Não é coincidência que os casos de Ted Stevens e Lula sejam parecidos, diz o advogado Cristiano Zanin Martins, que defende o ex-presidente na “lava jato”. Na análise dele, são capítulos da mesma história. Zanin acaba de lançar, junto com os advogados Valeska Teixeira Martins e Rafael Valim o livro Lawfare: uma introdução, em que conceitua esse tipo de processo judicial carregado de contexto político e misturado com objetivos geopolíticos.
De acordo com os autores, lawfare, que é traduzido em círculos militares como guerra jurídica, “é o uso estratégico do Direito para fins de deslegitimar, prejudicar ou aniquilar o inimigo”. Lula não é o primeiro nem o único caso de vítima de lawfare no mundo, mas é o mais recente, diz Zanin, em entrevista exclusiva à ConJur.
A “lava jato”, analisa o advogado, é uma ferramenta de lawfare, e não meramente um processo penal. Na verdade, diz ele, o método de trabalho dos procuradores de Curitiba “impede o real combate à corrupção”.
Para Zanin, o modelo de força-tarefa alimentado por delações premiadas não serve à realização de justiça ou descoberta da verdade. Serve para “botar narrativas de pé”. “Os acordos são assinados para confirmar as teses acusatórias, e não para revelar o que aconteceu e mostrar o caminho para se chegar aos responsáveis”, afirma o advogado.
Cristiano Zanin Martins é, junto com a advogada Valeska Teixeira, advogado de Lula desde o início da “lava jato”. É formado em Direito pela PUC de São Paulo com especialização em Processo Civil e membro da International Bar Association (IBA).
Leia a entrevista:
ConJur —- O livro defende a tese de que as acusações que pesam contra o ex-presidente Lula são um caso de lawfare, é isso?
Cristiano Zanin Martins —- Na verdade, o livro é conceitual. É uma introdução ao debate sobre o tema e contamos alguns casos de como o lawfare acontece. O caso Lula é um deles. Também contamos o caso da Siemens, que sofreu diversos processos, com base na FCPA [lei de corrupção internacional dos EUA], em reação a uma relação comercial com o Irã, furando o embargo comercial dos Estados Unidos. Outro caso é o do ex-senador republicano Ted Stevens. Ele seria um voto decisivo numa votação importante no Congresso dos EUA [a aprovação do plano de saúde público Medicare for All, conhecido como Obamacare] e passou a ser alvo de diversas acusações e investigações, tudo sem materialidade, mas que conseguiram impedi-lo de participar as eleições e de ser reeleito, desequilibrando o jogo.

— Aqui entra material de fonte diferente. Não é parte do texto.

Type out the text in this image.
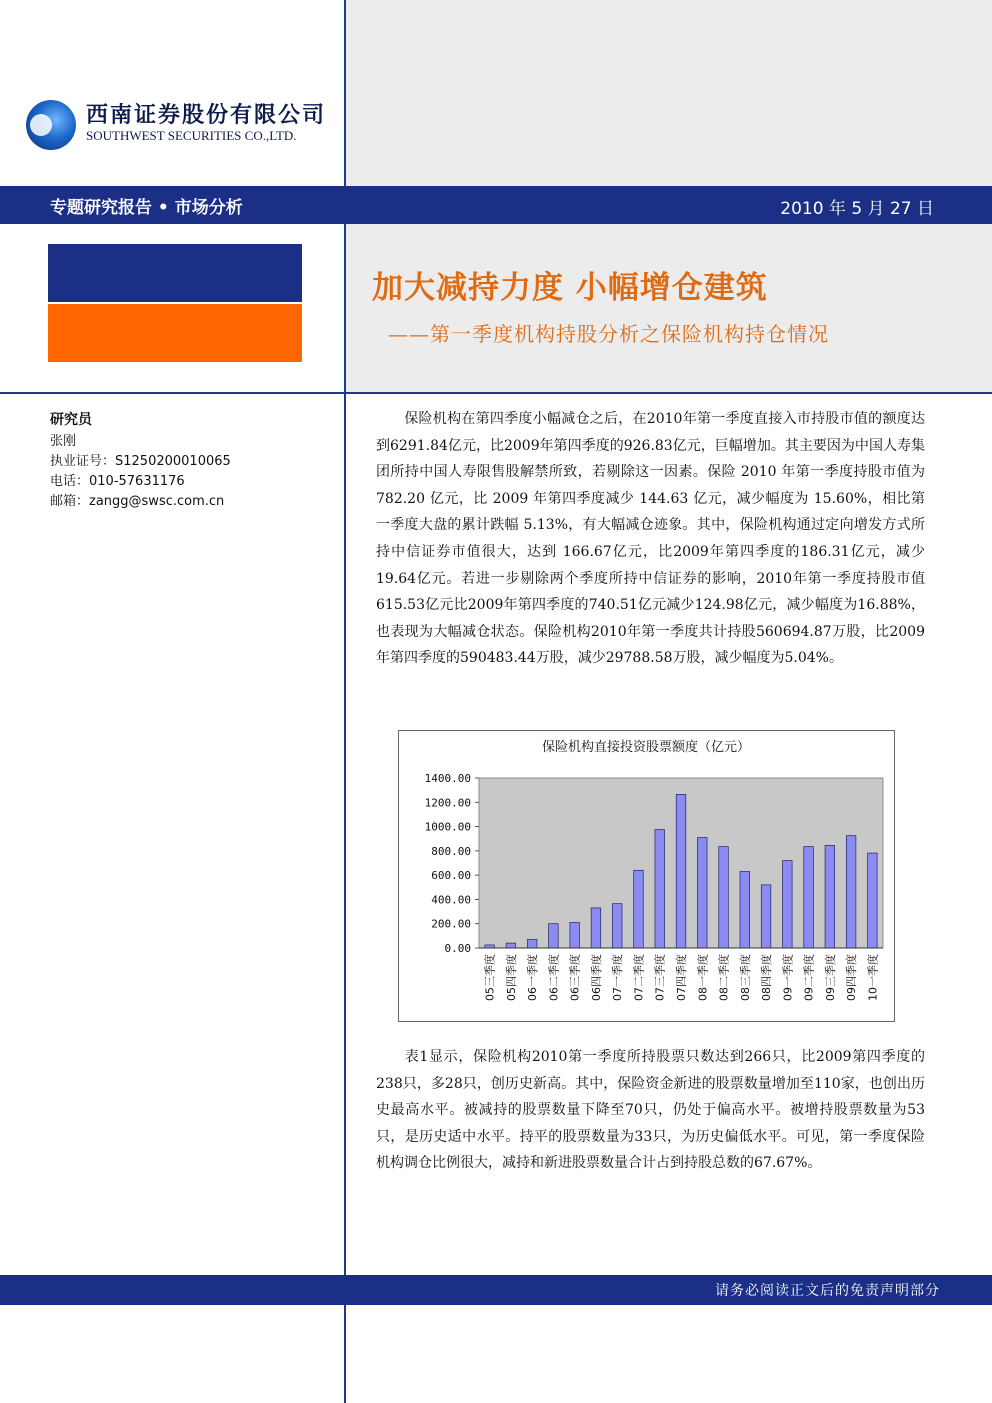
西南证券股份有限公司
SOUTHWEST SECURITIES CO.,LTD.
专题研究报告 • 市场分析	2010 年 5 月 27 日
加大减持力度 小幅增仓建筑
——第一季度机构持股分析之保险机构持仓情况
研究员
张刚
执业证号：S1250200010065
电话：010-57631176
邮箱：zangg@swsc.com.cn
保险机构在第四季度小幅减仓之后，在2010年第一季度直接入市持股市值的额度达到6291.84亿元，比2009年第四季度的926.83亿元，巨幅增加。其主要因为中国人寿集团所持中国人寿限售股解禁所致，若剔除这一因素。保险 2010 年第一季度持股市值为 782.20 亿元，比 2009 年第四季度减少 144.63 亿元，减少幅度为 15.60%，相比第一季度大盘的累计跌幅 5.13%，有大幅减仓迹象。其中，保险机构通过定向增发方式所持中信证券市值很大，达到 166.67亿元，比2009年第四季度的186.31亿元，减少19.64亿元。若进一步剔除两个季度所持中信证券的影响，2010年第一季度持股市值615.53亿元比2009年第四季度的740.51亿元减少124.98亿元，减少幅度为16.88%，也表现为大幅减仓状态。保险机构2010年第一季度共计持股560694.87万股，比2009年第四季度的590483.44万股，减少29788.58万股，减少幅度为5.04%。
保险机构直接投资股票额度（亿元）
0.00
200.00
400.00
600.00
800.00
1000.00
1200.00
1400.00
05三季度 05四季度 06一季度 06二季度 06三季度 06四季度 07一季度 07二季度 07三季度 07四季度 08一季度 08二季度 08三季度 08四季度 09一季度 09二季度 09三季度 09四季度 10一季度
表1显示，保险机构2010第一季度所持股票只数达到266只，比2009第四季度的238只，多28只，创历史新高。其中，保险资金新进的股票数量增加至110家，也创出历史最高水平。被减持的股票数量下降至70只，仍处于偏高水平。被增持股票数量为53只，是历史适中水平。持平的股票数量为33只，为历史偏低水平。可见，第一季度保险机构调仓比例很大，减持和新进股票数量合计占到持股总数的67.67%。
请务必阅读正文后的免责声明部分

Esse caso é muito parecido com o do presidente Lula.
ConJur —- Por quê?
Cristiano Zanin Martins —- A acusação é de que ele teria recebido propina por meio da reforma de um chalé no Alasca e essa propina viria de uma empresa do ramo de petróleo e gás. O script é exatamente o mesmo. O que a gente conta no livro é que o lawfare não é um fenômeno que atinge apenas a política ou apenas o campo da esquerda. O caos da Siemens é um lawfare com fins comerciais. Ted Stevens era um senador do Partido Republicano [o senador morreu em 2010, num acidente de avião].
ConJur —- E todos os casos têm a ver com os EUA?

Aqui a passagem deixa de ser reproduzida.